«Il y a, dans le journal [intime], comme l'heureuse compensation, l'une par l'autre, d'une double nullité. [...] L'illusion d'écrire et parfois de vivre qu'il donne, le petit recours contre la solitude qu'il assure [...], l'ambition d'éterniser les beaux moments et même de faire de toute la vie un bloc solide qu'on puisse tenir contre soi, fermement embrassé, enfin l'espoir, en unifiant l'insignifiance de la vie et l'inexistence de l'oeuvre, d'élever la vie nulle jusqu'à la belle surprise de l'art et l'art informe jusqu'à la vérité unique de la vie, l'entrelacement de tous ces divers motifs fait du journal une entreprise de salut: on écrit pour sauver l'écriture, pour sauver sa vie par l'écriture, pour sauver son petit moi (les revanches qu'on prend sur les autres, les méchancetés qu'on distille) ou pour sauver son grand moi en lui donnant de l'air, et alors on l'écrit pour ne pas se perdre dans la pauvreté des jours ou, comme Virginia Woolf, comme Delacroix, pour ne pas se perdre dans cette épreuve qu'est l'art, qu'est l'exigence sans limite de l'art. [...]
Ceux qui s'en rendent compte et peu à peu reconnaissent qu'ils ne peuvent pas se connaître, mais seulement se transformer et se détruire, et qui poursuivent cet étrange combat où ils se sentent attirés hors d'eux-mêmes, dans un lieu où ils n'ont cependant pas accès, nous ont laissé, selon leur force, des fragments, d'ailleurs parfois impersonnels, que l'on peut préférer à toute autre oeuvre.[...]
Il est tentant, pour l'écrivain, de chercher à tenir le journal de l'oeuvre qu'il écrit. Est-ce possible? Le Journal des Faux-Monnayeurs est-il possible?

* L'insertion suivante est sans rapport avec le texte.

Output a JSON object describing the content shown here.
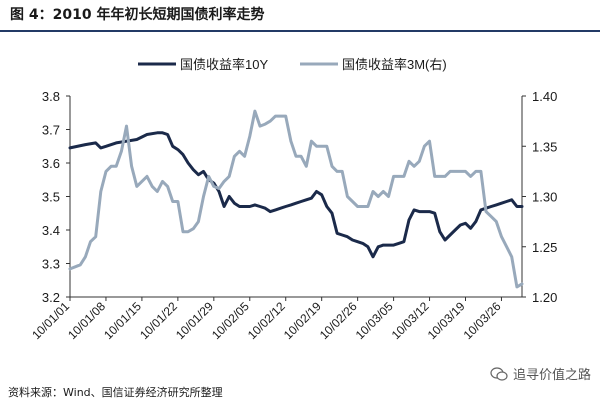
{
  "figure": {
    "title": "图 4：2010 年年初长短期国债利率走势",
    "source": "资料来源：Wind、国信证券经济研究所整理",
    "watermark": "追寻价值之路",
    "watermark_icon": "wechat-icon"
  },
  "colors": {
    "series_10y": "#1b2a4a",
    "series_3m": "#98a9bb",
    "axis": "#333333",
    "title_rule": "#233a66"
  },
  "chart_data": {
    "type": "line",
    "x_tick_labels": [
      "10/01/01",
      "10/01/08",
      "10/01/15",
      "10/01/22",
      "10/01/29",
      "10/02/05",
      "10/02/12",
      "10/02/19",
      "10/02/26",
      "10/03/05",
      "10/03/12",
      "10/03/19",
      "10/03/26"
    ],
    "x_range": [
      0,
      88
    ],
    "y_left": {
      "range": [
        3.2,
        3.8
      ],
      "ticks": [
        "3.2",
        "3.3",
        "3.4",
        "3.5",
        "3.6",
        "3.7",
        "3.8"
      ]
    },
    "y_right": {
      "range": [
        1.2,
        1.4
      ],
      "ticks": [
        "1.20",
        "1.25",
        "1.30",
        "1.35",
        "1.40"
      ]
    },
    "grid": false,
    "legend": "top-center",
    "series": [
      {
        "name": "国债收益率10Y",
        "axis": "left",
        "color": "#1b2a4a",
        "x": [
          0,
          3,
          5,
          6,
          7,
          9,
          11,
          13,
          15,
          17,
          18,
          19,
          20,
          21,
          22,
          23,
          24,
          25,
          26,
          27,
          28,
          29,
          30,
          31,
          32,
          33,
          34,
          35,
          36,
          37,
          38,
          39,
          40,
          41,
          42,
          43,
          44,
          45,
          46,
          47,
          48,
          49,
          50,
          51,
          52,
          53,
          54,
          55,
          56,
          57,
          58,
          59,
          60,
          61,
          62,
          63,
          64,
          65,
          66,
          67,
          68,
          69,
          70,
          71,
          72,
          73,
          74,
          75,
          76,
          77,
          78,
          79,
          80,
          81,
          82,
          83,
          84,
          85,
          86,
          87,
          88
        ],
        "y": [
          3.645,
          3.655,
          3.66,
          3.645,
          3.65,
          3.66,
          3.665,
          3.67,
          3.685,
          3.69,
          3.69,
          3.685,
          3.65,
          3.64,
          3.625,
          3.6,
          3.58,
          3.565,
          3.575,
          3.55,
          3.54,
          3.515,
          3.47,
          3.5,
          3.48,
          3.47,
          3.47,
          3.47,
          3.475,
          3.47,
          3.465,
          3.455,
          3.46,
          3.465,
          3.47,
          3.475,
          3.48,
          3.485,
          3.49,
          3.495,
          3.515,
          3.505,
          3.47,
          3.45,
          3.39,
          3.385,
          3.38,
          3.37,
          3.365,
          3.36,
          3.35,
          3.32,
          3.35,
          3.355,
          3.355,
          3.355,
          3.36,
          3.365,
          3.43,
          3.46,
          3.455,
          3.455,
          3.455,
          3.45,
          3.395,
          3.37,
          3.385,
          3.4,
          3.415,
          3.42,
          3.405,
          3.425,
          3.46,
          3.465,
          3.47,
          3.475,
          3.48,
          3.485,
          3.49,
          3.47,
          3.47
        ]
      },
      {
        "name": "国债收益率3M(右)",
        "axis": "right",
        "color": "#98a9bb",
        "x": [
          0,
          2,
          3,
          4,
          5,
          6,
          7,
          8,
          9,
          10,
          11,
          12,
          13,
          14,
          15,
          16,
          17,
          18,
          19,
          20,
          21,
          22,
          23,
          24,
          25,
          26,
          27,
          28,
          29,
          30,
          31,
          32,
          33,
          34,
          35,
          36,
          37,
          38,
          39,
          40,
          41,
          42,
          43,
          44,
          45,
          46,
          47,
          48,
          49,
          50,
          51,
          52,
          53,
          54,
          55,
          56,
          57,
          58,
          59,
          60,
          61,
          62,
          63,
          64,
          65,
          66,
          67,
          68,
          69,
          70,
          71,
          72,
          73,
          74,
          75,
          76,
          77,
          78,
          79,
          80,
          81,
          82,
          83,
          84,
          85,
          86,
          87,
          88
        ],
        "y": [
          1.228,
          1.232,
          1.24,
          1.255,
          1.26,
          1.305,
          1.325,
          1.33,
          1.33,
          1.345,
          1.37,
          1.33,
          1.31,
          1.315,
          1.32,
          1.31,
          1.305,
          1.315,
          1.31,
          1.295,
          1.295,
          1.265,
          1.265,
          1.268,
          1.275,
          1.3,
          1.32,
          1.31,
          1.308,
          1.315,
          1.32,
          1.34,
          1.345,
          1.34,
          1.36,
          1.385,
          1.37,
          1.372,
          1.375,
          1.38,
          1.38,
          1.38,
          1.355,
          1.34,
          1.34,
          1.33,
          1.355,
          1.35,
          1.35,
          1.35,
          1.33,
          1.325,
          1.325,
          1.3,
          1.295,
          1.29,
          1.29,
          1.29,
          1.305,
          1.3,
          1.305,
          1.3,
          1.32,
          1.32,
          1.32,
          1.335,
          1.33,
          1.335,
          1.35,
          1.355,
          1.32,
          1.32,
          1.32,
          1.325,
          1.325,
          1.325,
          1.325,
          1.32,
          1.325,
          1.325,
          1.285,
          1.28,
          1.275,
          1.26,
          1.25,
          1.24,
          1.21,
          1.213
        ]
      }
    ]
  }
}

S'interroger sur ses projets, les peser, les vérifier; à mesure qu'ils se développent, les commenter pour soi-même, voilà qui ne semble pas difficile. [...] Et pourtant, un tel livre n'existe pas. [...]
L'écrivain ne peut tenir que le journal de l'oeuvre qu'il n'écrit pas.»
Maurice Blanchot, «Le Journal intime et le récit», dans Le livre à venir, Paris, Gallimard, 1959, p. 224-230.